1.2.問題11
1.2.P11
\( V \) を体 \( F \) 上のベクトル空間とする。線形変換 \( T : V \to V \) の固有値とは、\( T\mathbf{v} = \lambda \mathbf{v} \) を満たす非零ベクトル \( \mathbf{v} \in V \) が存在するようなスカラー \( \lambda \in F \) のことである。
特に \( F = \mathbb{C} \) であり、かつ \( V \) が有限次元である場合、任意の線形変換 \( T : V \to V \) は少なくとも1つの固有値をもつことを示せ。
ヒント
有限次元のとき、\( T \) の行列表示をとると、その固有値は特性多項式
p_T(t) = \det(tI - [T])
の根である。

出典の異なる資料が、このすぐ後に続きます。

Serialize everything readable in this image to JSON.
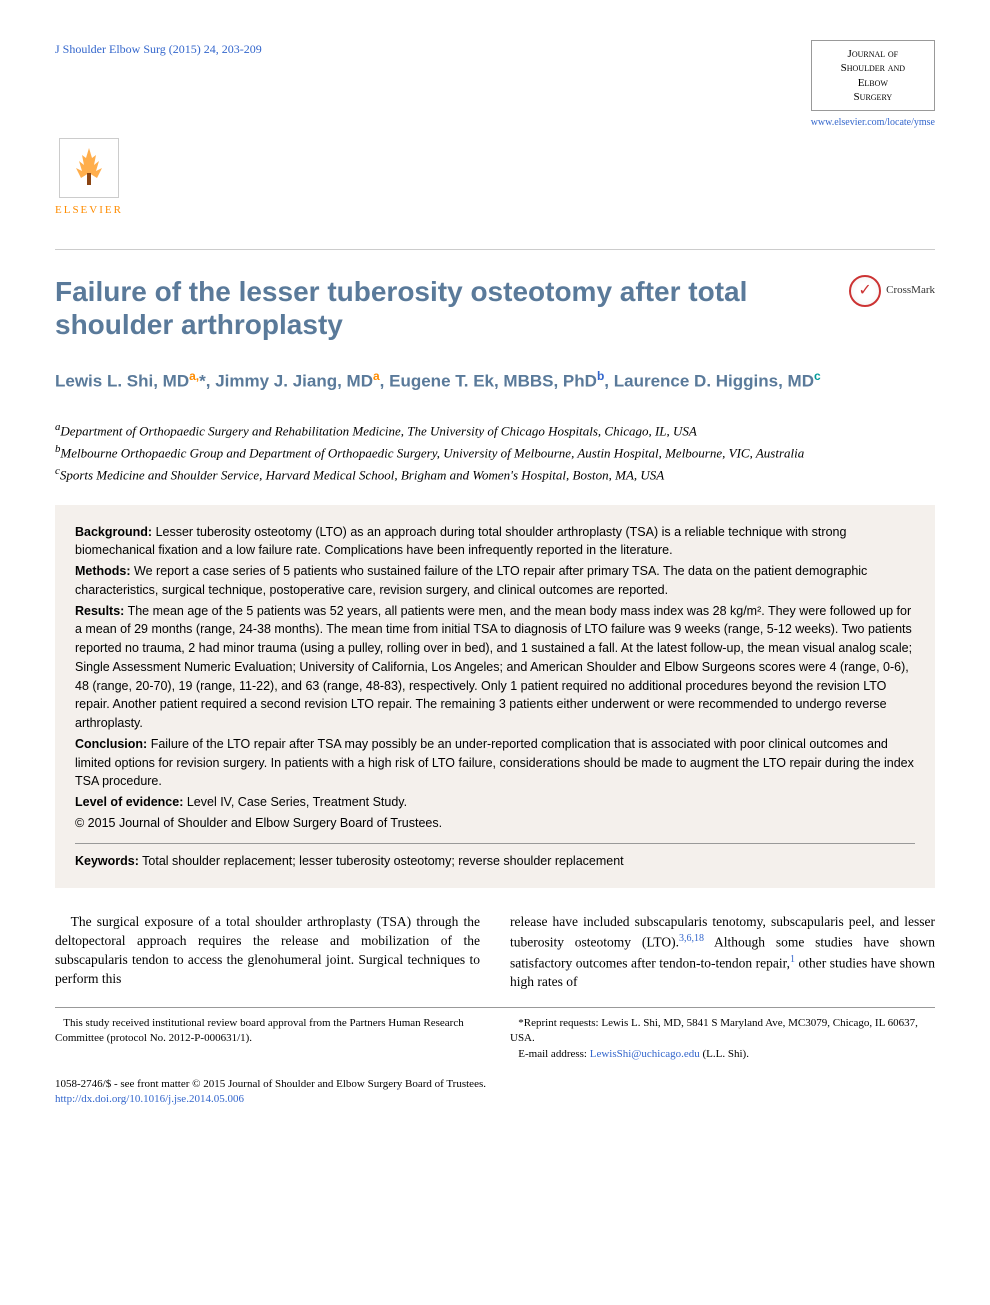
{
  "header": {
    "citation": "J Shoulder Elbow Surg (2015) 24, 203-209",
    "journal_name_l1": "Journal of",
    "journal_name_l2": "Shoulder and",
    "journal_name_l3": "Elbow",
    "journal_name_l4": "Surgery",
    "journal_url": "www.elsevier.com/locate/ymse",
    "publisher": "ELSEVIER"
  },
  "crossmark": {
    "label": "CrossMark",
    "glyph": "✓"
  },
  "title": "Failure of the lesser tuberosity osteotomy after total shoulder arthroplasty",
  "authors_html": "Lewis L. Shi, MD<sup>a,</sup>*, Jimmy J. Jiang, MD<sup>a</sup>, Eugene T. Ek, MBBS, PhD<sup class=\"sup-b\">b</sup>, Laurence D. Higgins, MD<sup class=\"sup-c\">c</sup>",
  "affiliations": {
    "a": "Department of Orthopaedic Surgery and Rehabilitation Medicine, The University of Chicago Hospitals, Chicago, IL, USA",
    "b": "Melbourne Orthopaedic Group and Department of Orthopaedic Surgery, University of Melbourne, Austin Hospital, Melbourne, VIC, Australia",
    "c": "Sports Medicine and Shoulder Service, Harvard Medical School, Brigham and Women's Hospital, Boston, MA, USA"
  },
  "abstract": {
    "background_label": "Background:",
    "background": " Lesser tuberosity osteotomy (LTO) as an approach during total shoulder arthroplasty (TSA) is a reliable technique with strong biomechanical fixation and a low failure rate. Complications have been infrequently reported in the literature.",
    "methods_label": "Methods:",
    "methods": " We report a case series of 5 patients who sustained failure of the LTO repair after primary TSA. The data on the patient demographic characteristics, surgical technique, postoperative care, revision surgery, and clinical outcomes are reported.",
    "results_label": "Results:",
    "results": " The mean age of the 5 patients was 52 years, all patients were men, and the mean body mass index was 28 kg/m². They were followed up for a mean of 29 months (range, 24-38 months). The mean time from initial TSA to diagnosis of LTO failure was 9 weeks (range, 5-12 weeks). Two patients reported no trauma, 2 had minor trauma (using a pulley, rolling over in bed), and 1 sustained a fall. At the latest follow-up, the mean visual analog scale; Single Assessment Numeric Evaluation; University of California, Los Angeles; and American Shoulder and Elbow Surgeons scores were 4 (range, 0-6), 48 (range, 20-70), 19 (range, 11-22), and 63 (range, 48-83), respectively. Only 1 patient required no additional procedures beyond the revision LTO repair. Another patient required a second revision LTO repair. The remaining 3 patients either underwent or were recommended to undergo reverse arthroplasty.",
    "conclusion_label": "Conclusion:",
    "conclusion": " Failure of the LTO repair after TSA may possibly be an under-reported complication that is associated with poor clinical outcomes and limited options for revision surgery. In patients with a high risk of LTO failure, considerations should be made to augment the LTO repair during the index TSA procedure.",
    "evidence_label": "Level of evidence:",
    "evidence": " Level IV, Case Series, Treatment Study.",
    "copyright": "© 2015 Journal of Shoulder and Elbow Surgery Board of Trustees.",
    "keywords_label": "Keywords:",
    "keywords": " Total shoulder replacement; lesser tuberosity osteotomy; reverse shoulder replacement"
  },
  "body": {
    "col1": "The surgical exposure of a total shoulder arthroplasty (TSA) through the deltopectoral approach requires the release and mobilization of the subscapularis tendon to access the glenohumeral joint. Surgical techniques to perform this",
    "col2_a": "release have included subscapularis tenotomy, subscapularis peel, and lesser tuberosity osteotomy (LTO).",
    "col2_refs": "3,6,18",
    "col2_b": " Although some studies have shown satisfactory outcomes after tendon-to-tendon repair,",
    "col2_ref2": "1",
    "col2_c": " other studies have shown high rates of"
  },
  "footnotes": {
    "irb": "This study received institutional review board approval from the Partners Human Research Committee (protocol No. 2012-P-000631/1).",
    "reprint": "*Reprint requests: Lewis L. Shi, MD, 5841 S Maryland Ave, MC3079, Chicago, IL 60637, USA.",
    "email_label": "E-mail address: ",
    "email": "LewisShi@uchicago.edu",
    "email_suffix": " (L.L. Shi)."
  },
  "bottom": {
    "copyright_line": "1058-2746/$ - see front matter © 2015 Journal of Shoulder and Elbow Surgery Board of Trustees.",
    "doi": "http://dx.doi.org/10.1016/j.jse.2014.05.006"
  },
  "colors": {
    "heading": "#5a7a9a",
    "link": "#3366cc",
    "accent_orange": "#ff8c00",
    "abstract_bg": "#f4f0ec"
  }
}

\( F = \mathbb{C} \) では代数学の基本定理により、この多項式は少なくとも1つの複素根をもつため、その根が固有値となる。
また、次の例により仮定を緩めると固有値が存在しない場合があることを示せる。
例1(無限次元の場合)
\( V = \mathbb{R}[x] \)(実係数多項式全体の空間)上で、\( (Tf)(x) = f'(x) \) と定める。このとき \( T \) は固有値をもたない。
例2(\( F \neq \mathbb{C} \) の場合)
\( F = \mathbb{R} \)、\( V = \mathbb{R}^2 \) とし、
T = \begin{pmatrix} 0 & -1 \\ 1 & 0 \end{pmatrix}
と定めると、この行列は固有値を持たない(固有値は \( \pm i \) であり、これは \(\mathbb{R}\) に含まれない)。